Lebih jauh lagi, ateisme dibagi menjadi dua: ateisme teoretis dan ateisme praktis. Ateisme teoretis adalah jenis pemahaman yang terang-terangan mengaku dirinya sebagai seorang yang menyangkal keberadaan Tuhan. Ateisme praktis adalah konsep yang lebih fokus pada praktik yang mana seakan-akan tidak mengakui adanya Tuhan. Dalam Kamus Filsafat, Lorens Bagus menegaskan bahwa ateisme praktis adalah seorang penganut paham yang meyakini adanya Tuhan, tetapi menolak Tuhan dengan cara hidupnya.

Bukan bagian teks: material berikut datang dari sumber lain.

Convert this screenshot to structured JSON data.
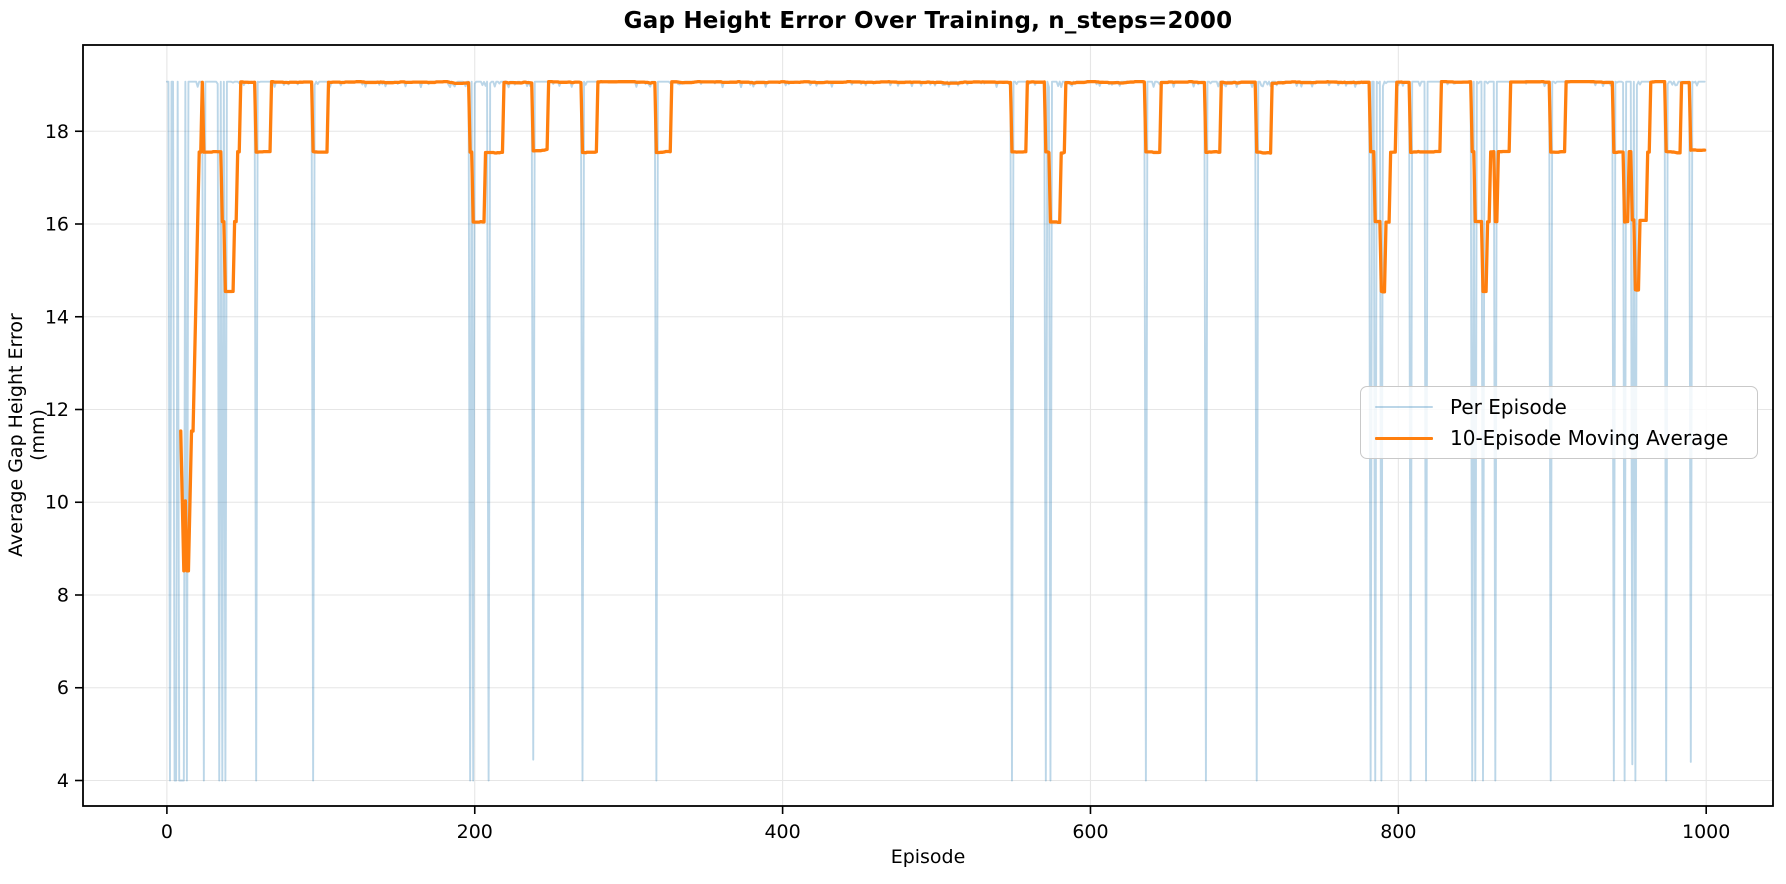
{
  "chart_data": {
    "type": "line",
    "title": "Gap Height Error Over Training, n_steps=2000",
    "xlabel": "Episode",
    "ylabel": "Average Gap Height Error (mm)",
    "x_ticks": [
      0,
      200,
      400,
      600,
      800,
      1000
    ],
    "y_ticks": [
      4,
      6,
      8,
      10,
      12,
      14,
      16,
      18
    ],
    "xlim": [
      -54.5,
      1043.4
    ],
    "ylim": [
      3.45,
      19.86
    ],
    "grid": true,
    "n_episodes": 1000,
    "series": [
      {
        "name": "per_episode",
        "label": "Per Episode",
        "color": "#1f77b4",
        "opacity": 0.3,
        "linewidth": 1.9,
        "base_value": 19.07,
        "failure_value": 4.0,
        "failure_episodes": [
          2,
          5,
          6,
          8,
          9,
          10,
          11,
          13,
          24,
          34,
          36,
          38,
          58,
          95,
          197,
          199,
          209,
          238,
          270,
          318,
          549,
          571,
          574,
          636,
          675,
          708,
          782,
          785,
          789,
          808,
          818,
          848,
          850,
          855,
          863,
          899,
          940,
          947,
          952,
          954,
          974,
          990
        ],
        "failure_value_overrides": {
          "238": 4.45,
          "952": 4.35,
          "990": 4.4
        }
      },
      {
        "name": "moving_average",
        "label": "10-Episode Moving Average",
        "color": "#ff7f0e",
        "opacity": 1.0,
        "linewidth": 3.3,
        "window": 10,
        "quantized_levels_mm": [
          19.07,
          17.56,
          16.06,
          14.55
        ],
        "start_value_mm": 11.5,
        "min_value_mm": 8.5,
        "end_value_mm": 17.56
      }
    ],
    "legend": {
      "position": "center right",
      "entries": [
        "Per Episode",
        "10-Episode Moving Average"
      ]
    },
    "axis_color": "#000000",
    "grid_color": "#e6e6e6"
  }
}
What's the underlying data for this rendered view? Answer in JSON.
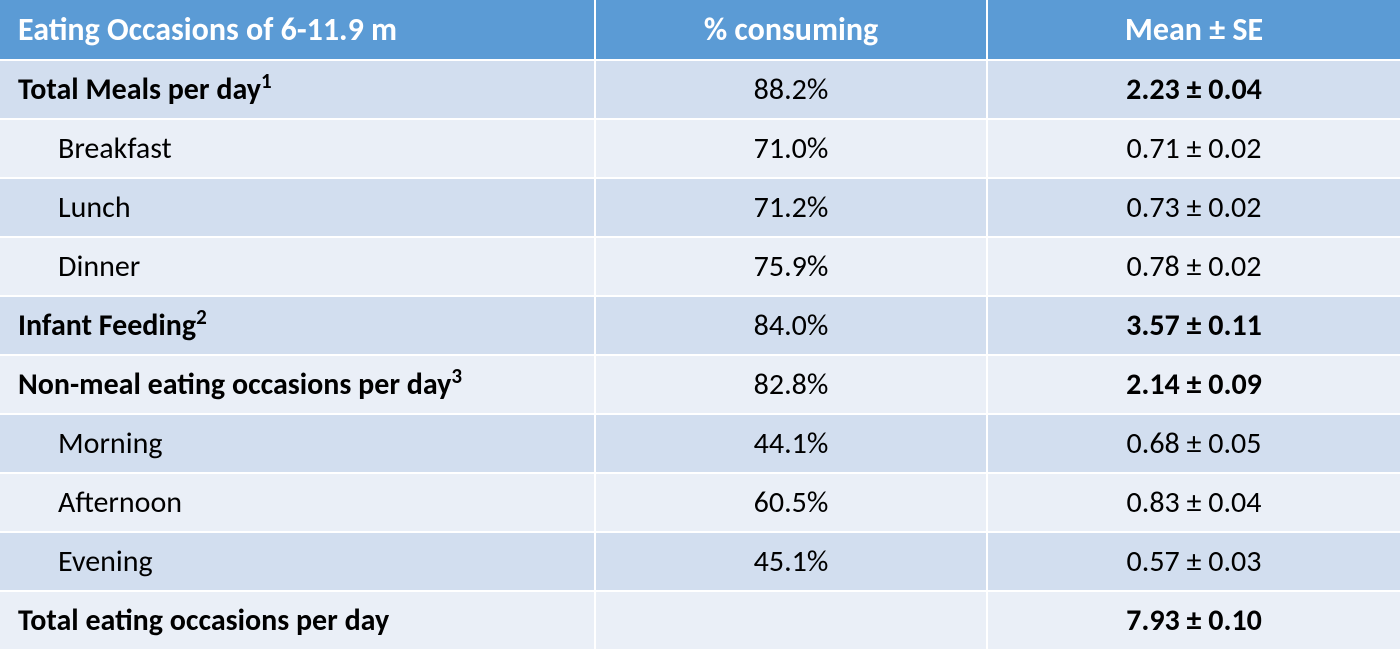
{
  "table": {
    "header_bg": "#5b9bd5",
    "row_bg_odd": "#d2deef",
    "row_bg_even": "#eaeff7",
    "text_color": "#000000",
    "header_text_color": "#ffffff",
    "header_fontsize": 32,
    "cell_fontsize": 30,
    "columns": [
      {
        "label": "Eating Occasions of 6-11.9 m",
        "align": "left"
      },
      {
        "label": "% consuming",
        "align": "center"
      },
      {
        "label": "Mean ± SE",
        "align": "center"
      }
    ],
    "rows": [
      {
        "label": "Total Meals per day",
        "sup": "1",
        "pct": "88.2%",
        "mean": "2.23 ± 0.04",
        "bold": true,
        "indent": false
      },
      {
        "label": "Breakfast",
        "sup": "",
        "pct": "71.0%",
        "mean": "0.71 ± 0.02",
        "bold": false,
        "indent": true
      },
      {
        "label": "Lunch",
        "sup": "",
        "pct": "71.2%",
        "mean": "0.73 ± 0.02",
        "bold": false,
        "indent": true
      },
      {
        "label": "Dinner",
        "sup": "",
        "pct": "75.9%",
        "mean": "0.78 ± 0.02",
        "bold": false,
        "indent": true
      },
      {
        "label": "Infant Feeding",
        "sup": "2",
        "pct": "84.0%",
        "mean": "3.57 ± 0.11",
        "bold": true,
        "indent": false
      },
      {
        "label": "Non-meal eating occasions per day",
        "sup": "3",
        "pct": "82.8%",
        "mean": "2.14 ± 0.09",
        "bold": true,
        "indent": false
      },
      {
        "label": "Morning",
        "sup": "",
        "pct": "44.1%",
        "mean": "0.68 ± 0.05",
        "bold": false,
        "indent": true
      },
      {
        "label": "Afternoon",
        "sup": "",
        "pct": "60.5%",
        "mean": "0.83 ± 0.04",
        "bold": false,
        "indent": true
      },
      {
        "label": "Evening",
        "sup": "",
        "pct": "45.1%",
        "mean": "0.57 ± 0.03",
        "bold": false,
        "indent": true
      },
      {
        "label": "Total eating occasions per day",
        "sup": "",
        "pct": "",
        "mean": "7.93 ± 0.10",
        "bold": true,
        "indent": false
      }
    ]
  }
}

Contoh ateisme praktis adalah ketika kita meyakini keberadaan Tuhan, tetapi malah melakukan hal-hal yang jauh dari norma agama. Katakanlah mencuri adalah hal yang semua orang sepakat bahwa itu perbuatan yang buruk. Hal ini merupakan perbuatan yang melanggar moral dan etika sosial serta melanggar norma agama yang nantinya mendapatkan dosa. Namun nyatanya, pada titik tertentu dalam ajaran beragama, hal ini juga bertentangan dengan konsep bahwa Tuhan itu Maha Melihat.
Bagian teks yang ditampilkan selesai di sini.